NVidia AI Studio Workbench is a containerized ML playground

NVidia AI Studio creates and manages containerized ML environments that isolate ML projects on local and remote machines.  You no longer have to switch environments or remember which version of Python or Anaconda you are using in your global machine environment. NVidia simplifies the initial configuration by providing predefined image definitions containing Python, PyTorch and other tools to be used with or without NVidia Graphics cards.

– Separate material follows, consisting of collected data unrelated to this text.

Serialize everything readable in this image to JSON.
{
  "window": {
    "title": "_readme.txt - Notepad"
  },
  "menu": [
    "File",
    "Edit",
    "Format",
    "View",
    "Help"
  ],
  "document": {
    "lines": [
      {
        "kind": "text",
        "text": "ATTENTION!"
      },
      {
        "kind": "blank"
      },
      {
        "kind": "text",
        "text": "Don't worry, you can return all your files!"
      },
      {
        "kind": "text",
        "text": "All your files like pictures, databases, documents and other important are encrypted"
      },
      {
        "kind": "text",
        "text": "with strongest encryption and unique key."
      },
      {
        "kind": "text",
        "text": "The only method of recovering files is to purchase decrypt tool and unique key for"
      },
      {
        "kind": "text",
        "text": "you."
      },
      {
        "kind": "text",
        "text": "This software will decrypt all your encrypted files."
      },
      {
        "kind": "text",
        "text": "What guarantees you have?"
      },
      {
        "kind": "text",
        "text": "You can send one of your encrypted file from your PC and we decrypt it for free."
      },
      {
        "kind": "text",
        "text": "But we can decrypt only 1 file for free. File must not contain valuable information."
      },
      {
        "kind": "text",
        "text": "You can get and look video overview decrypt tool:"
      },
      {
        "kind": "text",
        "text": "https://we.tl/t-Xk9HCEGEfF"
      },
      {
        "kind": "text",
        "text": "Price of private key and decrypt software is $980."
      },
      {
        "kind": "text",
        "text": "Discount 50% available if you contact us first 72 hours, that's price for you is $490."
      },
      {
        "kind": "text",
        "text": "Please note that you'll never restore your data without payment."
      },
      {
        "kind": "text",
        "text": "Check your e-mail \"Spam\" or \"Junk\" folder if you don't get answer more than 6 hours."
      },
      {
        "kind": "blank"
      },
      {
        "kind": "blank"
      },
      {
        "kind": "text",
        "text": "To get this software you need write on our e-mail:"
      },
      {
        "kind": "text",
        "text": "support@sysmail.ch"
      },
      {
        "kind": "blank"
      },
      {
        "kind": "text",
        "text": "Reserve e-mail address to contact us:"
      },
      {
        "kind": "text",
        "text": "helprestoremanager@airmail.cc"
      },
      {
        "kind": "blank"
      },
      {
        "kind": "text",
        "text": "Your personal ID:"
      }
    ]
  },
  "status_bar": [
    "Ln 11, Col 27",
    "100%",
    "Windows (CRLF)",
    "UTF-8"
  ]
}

The actual development is done via browser-based tools like JupyterLabs notebooks. Workbench spins up local proxies that port forward into the development container.



See videos below

NVidia Workbench runs in a WSL instance

NVidia workbench runs in its own WSL instance.  Each project runs in its own Docker container.  You can look at the NVidia main WSL instance by opening a shell into that WSL instance. The following command can be run in a Windows terminal window.
  • wsl -d NVIDIA-Workbench
NVidia projects live in the WSL instance in  
  • /home/workbench/nvidia-workbench/

Creating A New Project

The project creation wizard gathers basic information and then asks which preconfigured environment should be used. You select an environment definition and a GitHub or local repository when you create a workspace.  The Studio builds the container image and populates the source tree from Git or creates a new empty source tree. The NGC catalog contains environment definitions for Python, PyTorch, and RAPIDS all with CUDA support

This will be an empty project with no code. 

There is no way to add AI Workbench support to an existing project at this time (5/2024)

Local Projects in Local Containers

AI Studio can manage multiple projects and their associated environments.  Each project environment has its own container image.  AI Studio builds a project image when the project is created that describes the resources required to build the image.  It then builds the image which can be reused.  An image is built on any machine the project is run/developed on.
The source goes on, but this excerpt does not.